Tech Transfer Pitch Track Spotlights Innovative Research Projects and High-Potential Spinouts from Leading Universities

For the fourth consecutive year at the Michigan Growth Capital Symposium, technology transfer and commercialization officials from leading research universities and medical centers hosted a fast-paced, hour-long presentation of the research opportunities, spending and sector focus at their respective institutions. They also showcased early stage projects emerging from their medical and engineering test labs along with high-potential spinouts working to commercialize cutting-edge technologies developed by faculty, staff and students.

The May 17 panel featured tech transfer and commercialization reports from six institutions: the University of Michigan, Michigan State University, Michigan Tech University, Wayne State University, the University of Louisville and the Cleveland Clinic.

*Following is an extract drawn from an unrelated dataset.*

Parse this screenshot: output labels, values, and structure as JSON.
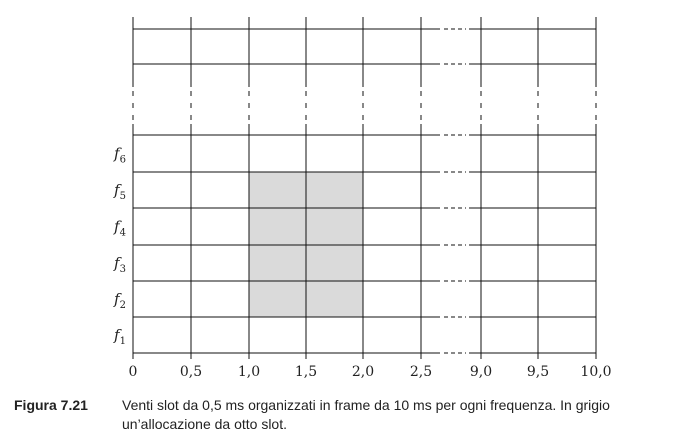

The MGCS is the first step for many spinout companies that are making pitches to angels and venture capitalists to raise funding and to gain exposure to the venture investment community, not just locally, but across the Midwest and on the coasts, according to Mike Psarouthakis, the U-M Venture Center’s new director. The symposium also offers a rich networking venue for company founders and CEOs, as well as tech transfer officials, who continually seek to add new investors to their pipelines and update them about exciting research projects and emerging companies at their respective institutions.

In 2016, U-M Tech Transfer received 428 invention disclosures, signed 173 license agreements, issued 135 patents and launched 12 startups. Approximately 90 percent of the licensing agreements for U-M technologies are signed by large companies, such as General Motors Company and Dow Chemical. The remaining 10 percent go down the startup pathway and end up at the Venture Center.

Historically, more licensing opportunities and startups have emerged from the life sciences at U-M, but that pattern is evolving, according to Psarouthakis. Software is gaining traction and will have a bigger impact in the future. Startups also are emerging from many schools and colleges on campus that previously had not been considered epicenters of entrepreneurship.

Psarouthakis, who succeeded Jack Miner as Venture Center director, offered a quick preview of four emerging U-M companies that are pushing exciting research discoveries through the commercialization pipeline:

  • Ripple Inc. is helping researchers improve the recruitment and management of participants for clinical, translational and social science studies through its innovative web-based management software and active participant registry.
  • WiEnTra is developing technology that improves the performance of existing wireless power transfer systems used for charging devices and batteries by expanding the charging zone without compromising efficiency or charging time.
  • Ecovia Renewables Inc. is commercializing a new generation of non-toxic, high-performance, bio-based alternatives to replace the nonrenewable petrochemical materials currently used in many personal-care products, such as cosmetics, skin-care lotions and disposable diapers.
  • EVOQ Therapeutics LLC is developing synthetic HDL nanodiscs to optimize the delivery of cancer vaccines in the human body.